A COMPARISON OF THE STEREOISOMERIC PENTA-COORDINATED PHOSPHORUS INTERMEDIATES FORMED FROM 19 DIMETHOXYL N-PHOSPHORYL AMINO ACIDS BY DFT CALCULATIONS

Abstract

N-phosphoryl amino acids (PAAs) are important species in the origin of life that self-catalyze and self-assemble into polypeptides and polynucleotides under mild conditions. Both experimental and theoretical studies have shown that a penta-coordinated phosphorus intermolecular mixed carboxylic-phosphoric anhydride (IMCPA) is formed as the common intermediate in these reactions. In this work, the mechanism for the formation of stereoisomeric IMCPAs from PAAs is investigated using density functional theory (DFT) calculations at the B3LYP/6-311+G(d,p) theoretical level.
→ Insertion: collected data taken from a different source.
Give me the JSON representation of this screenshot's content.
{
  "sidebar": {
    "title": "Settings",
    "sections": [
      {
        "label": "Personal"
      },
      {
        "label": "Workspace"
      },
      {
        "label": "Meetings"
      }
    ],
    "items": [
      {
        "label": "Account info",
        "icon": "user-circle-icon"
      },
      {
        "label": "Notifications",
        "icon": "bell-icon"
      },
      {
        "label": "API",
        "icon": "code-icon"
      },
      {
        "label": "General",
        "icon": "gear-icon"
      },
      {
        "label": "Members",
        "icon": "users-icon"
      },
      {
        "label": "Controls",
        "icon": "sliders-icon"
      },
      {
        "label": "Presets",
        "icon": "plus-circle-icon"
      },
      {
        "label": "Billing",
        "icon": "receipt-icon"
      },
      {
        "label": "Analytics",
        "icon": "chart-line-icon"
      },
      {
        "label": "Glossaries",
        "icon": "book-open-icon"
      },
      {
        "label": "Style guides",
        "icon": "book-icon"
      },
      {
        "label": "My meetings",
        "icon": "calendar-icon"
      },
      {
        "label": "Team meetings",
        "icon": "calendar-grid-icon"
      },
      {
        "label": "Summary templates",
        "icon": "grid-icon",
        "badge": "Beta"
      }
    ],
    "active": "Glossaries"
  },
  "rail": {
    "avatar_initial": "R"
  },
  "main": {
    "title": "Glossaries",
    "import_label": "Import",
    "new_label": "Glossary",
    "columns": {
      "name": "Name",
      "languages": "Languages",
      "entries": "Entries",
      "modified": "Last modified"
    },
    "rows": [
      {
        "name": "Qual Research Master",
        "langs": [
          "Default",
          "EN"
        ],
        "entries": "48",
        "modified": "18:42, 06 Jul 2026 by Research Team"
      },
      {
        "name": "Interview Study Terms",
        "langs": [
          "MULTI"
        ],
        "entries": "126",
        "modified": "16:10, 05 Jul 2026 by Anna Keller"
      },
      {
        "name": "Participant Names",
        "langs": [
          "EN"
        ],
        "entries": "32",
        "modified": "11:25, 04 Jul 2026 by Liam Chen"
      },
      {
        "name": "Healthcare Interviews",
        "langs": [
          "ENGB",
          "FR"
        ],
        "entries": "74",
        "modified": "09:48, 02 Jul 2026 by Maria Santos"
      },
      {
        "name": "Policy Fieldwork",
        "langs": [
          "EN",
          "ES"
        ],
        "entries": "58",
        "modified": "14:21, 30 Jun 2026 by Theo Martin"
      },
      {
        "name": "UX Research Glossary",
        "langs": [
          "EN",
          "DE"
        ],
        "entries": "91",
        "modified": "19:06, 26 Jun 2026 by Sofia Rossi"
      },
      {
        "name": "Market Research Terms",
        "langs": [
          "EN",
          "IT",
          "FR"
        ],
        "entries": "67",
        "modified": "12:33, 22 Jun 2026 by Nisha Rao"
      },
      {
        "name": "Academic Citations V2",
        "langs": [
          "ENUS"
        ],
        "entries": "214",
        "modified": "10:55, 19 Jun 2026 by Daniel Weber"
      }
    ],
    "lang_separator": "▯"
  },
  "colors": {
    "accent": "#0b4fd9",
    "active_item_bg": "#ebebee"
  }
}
The molecular structures of the cis- and the trans-IMCPAs, as well as the transition states of the two stereochemical reaction pathways, were characterized in detail. The results showed that the hydroxyl groups of PAAs were situated in favorable positions for attacking the phosphorus atom from two sides of the phosphoryl group, resulting in the formation of the cis-IMCPA and the trans-IMCPA, respectively. The trans-isomers were predicted to be more likely to undergo a further reaction involving an ester exchange on the phosphorus than the cis-isomers. By comparing the relative energies of the IMCPAs and the activation energies, the trans-IMCPAs were computed to be more stable than the cis-IMCPAs, but the energy barriers for the formation of the trans- and the cis-isomers were similar. This work is expected to shed light on the stereochemical effect involved in the chemical evolution of biomolecules.